Observando que, no histórico do texto: [...] como cediço, tendo em vista que o vício de consentimento não se presume, cabe à parte que o alega trazer aos autos prova robusta de sua ocorrência, o que não há na espécie, uma vez que o contrato de Plano de saúde foi alterado pelas partes em julho de 2008 (na verdade 27 de agosto de 2008), não se podendo presumir que o Recorrido tenha sido coagido a fazê-lo, considerando que a cirurgia foi realizada meses após tal alteração [...] (na verdade, 14 dias após tal alteração – operado com certa urgência por uma patologia em minha carótida esquerda. Angioplastia realizada na manhã de 12 de setembro de 2008).
Nos autos, entre outros argumentos, reuni farta documentação demonstrando que fui obrigado a migrar para um Plano de Saúde que cobriria todos os procedimentos médicos a partir de 27 de agosto de 2008, cláusula logo quebrada quando a Unimed/BH negou pagar dois procedimentos, sendo o primeiro durante o ato cirúrgico no valor de 3.500 reais que a Operadora só reconheceu a divida e pagou ao Lifecenter por ordem judicial. Depois, em Dezembro de 2008, a Unimed/BH também negou a pagar um exame de extrema importância para ajudar no tratamento de um “zumbido” nos meus ouvidos como sequela da Angioplastia – exame realizado pelo IPSEMG. Diante de tudo isso, recorri à justiça para retornar ao plano antigo, pois a migração de plano não estava surtindo o efeito acordado em novo contrato – histórico, passo a passo, publicado no iBook : “SÓ A JUSTIÇA PODE ENQUADRAR OS PLANOS DE SAÚDE” (www.dadaavenia.blogspot.com), editado por mim, onde relato o que ocorreu nesse período de constrangimento e tumulto na relação com a UNIMED/BH, de julho de 2008 até os dias de hoje, quando a Operadora mandou meu nome para a lista de mal pagadores do SPC.

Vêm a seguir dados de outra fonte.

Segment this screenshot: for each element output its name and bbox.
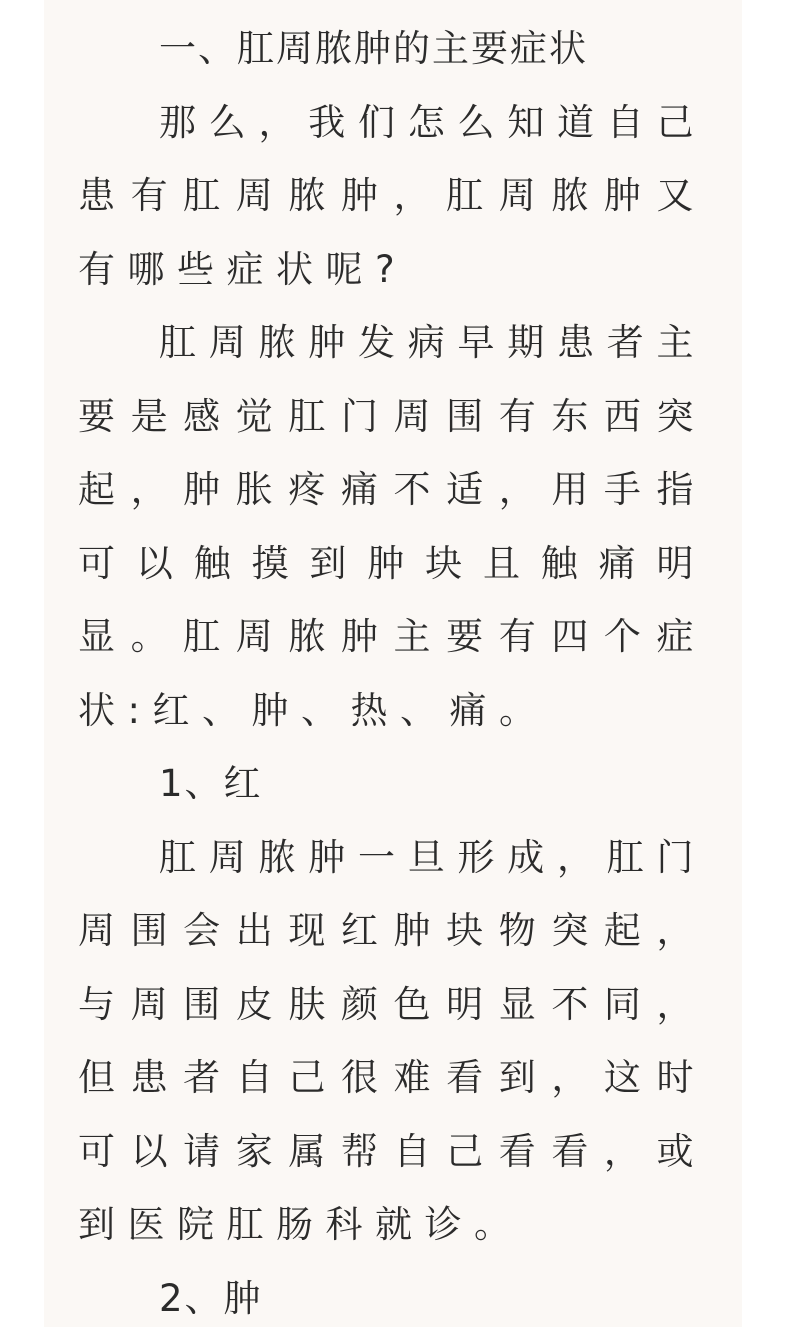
- paragraph-red: 肛周脓肿一旦形成，肛门周围会出现红肿块物突起，与周围皮肤颜色明显不同，但患者自己很难看到，这时可以请家属帮自己看看，或到医院肛肠科就诊。: [78, 835, 706, 1246]
- subheading-red: 1、红: [159, 762, 263, 805]
- paragraph-early-symptoms: 肛周脓肿发病早期患者主要是感觉肛门周围有东西突起，肿胀疼痛不适，用手指可以触摸到肿块且触痛明显。肛周脓肿主要有四个症状:红、肿、热、痛。: [78, 321, 706, 732]
- article-body: [78, 12, 706, 1327]
- subheading-swelling: 2、肿: [159, 1276, 263, 1320]
- article-page: [44, 0, 742, 1327]
- paragraph-intro: 那么，我们怎么知道自己患有肛周脓肿，肛周脓肿又有哪些症状呢?: [78, 100, 706, 291]
- section-heading: 一、肛周脓肿的主要症状: [159, 27, 588, 70]
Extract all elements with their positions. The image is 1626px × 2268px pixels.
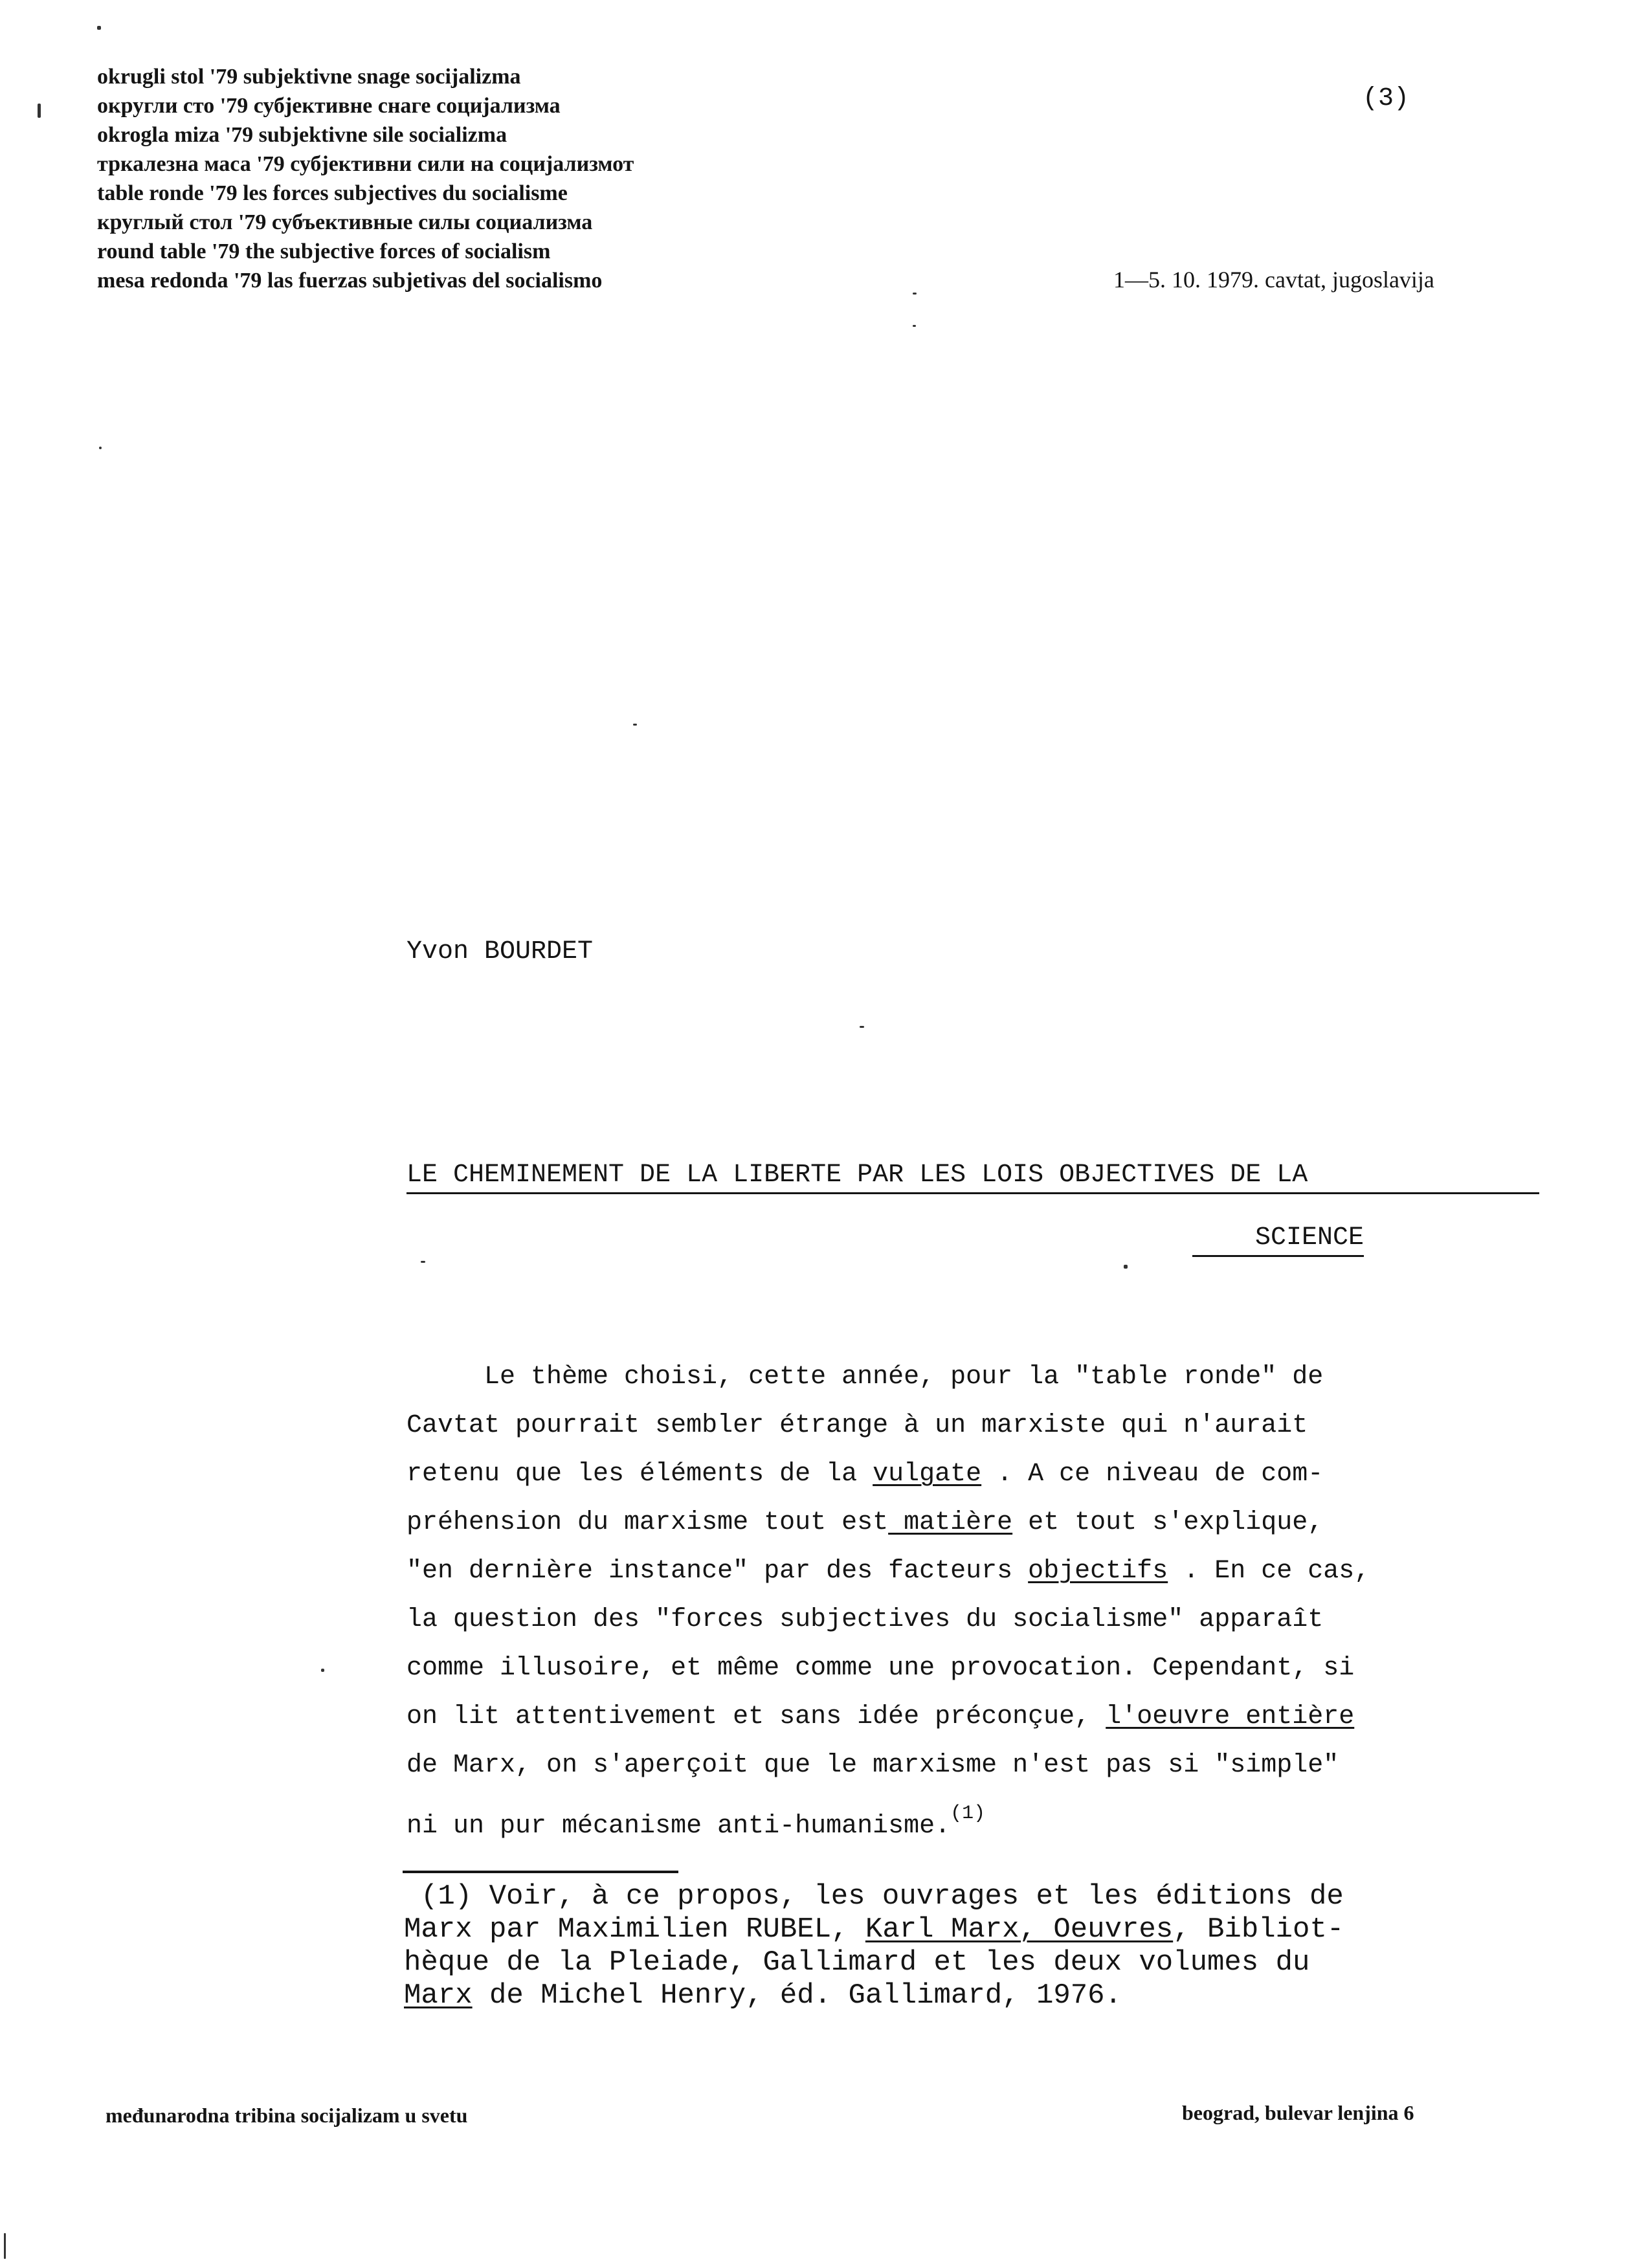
- footnote-line: hèque de la Pleiade, Gallimard et les deux volumes du: [404, 1946, 1310, 1979]
- page-number: (3): [1363, 84, 1410, 113]
- header-line-french: table ronde '79 les forces subjectives du socialisme: [97, 181, 568, 205]
- scan-speck: [860, 1026, 864, 1028]
- body-paragraph: [406, 1353, 1598, 1841]
- footnote-line: (1) Voir, à ce propos, les ouvrages et les éditions de: [421, 1880, 1344, 1913]
- footnote-text-segment: de Michel Henry, éd. Gallimard, 1976.: [472, 1979, 1122, 2012]
- body-line: [406, 1450, 1598, 1498]
- footnote-text-segment: Marx par Maximilien RUBEL,: [404, 1913, 865, 1946]
- conference-date-location: 1—5. 10. 1979. cavtat, jugoslavija: [1113, 267, 1434, 293]
- body-line: Le thème choisi, cette année, pour la "table ronde" de: [484, 1362, 1324, 1392]
- footnote-reference: (1): [950, 1803, 986, 1825]
- body-line: [406, 1547, 1598, 1595]
- body-text-segment: on lit attentivement et sans idée préconçue,: [406, 1702, 1106, 1731]
- scan-speck: [633, 724, 637, 726]
- footer-address: beograd, bulevar lenjina 6: [1182, 2101, 1414, 2124]
- footnote: [404, 1880, 1569, 2012]
- body-text-segment: ni un pur mécanisme anti-humanisme.: [406, 1812, 951, 1841]
- scan-speck: [913, 325, 916, 327]
- body-text-segment: retenu que les éléments de la: [406, 1460, 873, 1489]
- body-line: Cavtat pourrait sembler étrange à un marxiste qui n'aurait: [406, 1411, 1308, 1440]
- header-line-serbian: округли сто '79 субјективне снаге социјализма: [97, 94, 561, 118]
- underlined-term-matiere: matière: [888, 1508, 1013, 1537]
- scan-speck: [1124, 1265, 1128, 1269]
- body-line: la question des "forces subjectives du socialisme" apparaît: [406, 1605, 1324, 1634]
- body-line: de Marx, on s'aperçoit que le marxisme n'est pas si "simple": [406, 1751, 1339, 1780]
- paper-title-line-2: SCIENCE: [1192, 1223, 1364, 1257]
- header-line-english: round table '79 the subjective forces of socialism: [97, 239, 551, 263]
- body-line: comme illusoire, et même comme une provocation. Cependant, si: [406, 1654, 1355, 1683]
- header-line-macedonian: тркалезна маса '79 субјективни сили на социјализмот: [97, 152, 634, 176]
- footnote-line: [404, 1979, 1569, 2012]
- underlined-term-oeuvre-entiere: l'oeuvre entière: [1106, 1702, 1355, 1731]
- body-line: [406, 1498, 1598, 1547]
- scan-speck: [4, 2233, 6, 2259]
- body-text-segment: et tout s'explique,: [1012, 1508, 1324, 1537]
- underlined-term-objectifs: objectifs: [1028, 1557, 1168, 1586]
- scan-speck: [99, 447, 102, 449]
- body-text-segment: . En ce cas,: [1168, 1557, 1370, 1586]
- header-line-slovenian: okrogla miza '79 subjektivne sile socializma: [97, 123, 507, 147]
- author-name: Yvon BOURDET: [406, 937, 594, 966]
- scan-speck: [38, 104, 41, 118]
- paper-title-line-1: LE CHEMINEMENT DE LA LIBERTE PAR LES LOIS OBJECTIVES DE LA: [406, 1161, 1539, 1194]
- footer-organization: međunarodna tribina socijalizam u svetu: [106, 2104, 468, 2127]
- scan-speck: [321, 1669, 324, 1672]
- body-line: [406, 1790, 1598, 1841]
- conference-header: [97, 62, 1003, 295]
- body-text-segment: "en dernière instance" par des facteurs: [406, 1557, 1029, 1586]
- footnote-text-segment: , Bibliot-: [1173, 1913, 1344, 1946]
- underlined-book-title: Marx: [404, 1979, 473, 2012]
- body-text-segment: préhension du marxisme tout est: [406, 1508, 889, 1537]
- footnote-line: [404, 1913, 1569, 1946]
- underlined-book-title: Karl Marx, Oeuvres: [865, 1913, 1174, 1946]
- body-text-segment: . A ce niveau de com-: [981, 1460, 1324, 1489]
- scan-speck: [97, 26, 101, 30]
- scan-speck: [913, 293, 917, 295]
- header-line-spanish: mesa redonda '79 las fuerzas subjetivas del socialismo: [97, 269, 603, 293]
- header-line-russian: круглый стол '79 субъективные силы социализма: [97, 210, 593, 234]
- scan-speck: [421, 1261, 425, 1263]
- footnote-separator: [403, 1871, 678, 1873]
- underlined-term-vulgate: vulgate: [873, 1460, 982, 1489]
- body-line: [406, 1693, 1598, 1741]
- header-line-croatian: okrugli stol '79 subjektivne snage socijalizma: [97, 65, 521, 89]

Castigado duas vezes: perdi a Ação por falta de provas robustas e, como parei de pagar as mensalidades à Unimed assim que a sentença foi dada em “Segunda Instância” por não ter condições de bancar essa despesa, corro o risco de perder a condição de associado da Unimed/BH, mesmo depois de ter pagado uma verdadeira fortuna, mensalmente e sem atraso, aos cofres da Operadora de Plano de Saúde, imaginando fazer um pecúlio para tratamento de saúde digno quando precisar. Tentei várias vezes negociar com a Operadora que tem como slogan em suas peças publicitárias o seguinte apelo comercial: Preço a Gente Negocia. Qualidade Não. Mas, até hoje, apenas recebi ameaças de cobrança judicial e, do SPC – SERVIÇO DE PROTEÇÃO AO CRÉDITO, notificação publicada no iBook acima citado.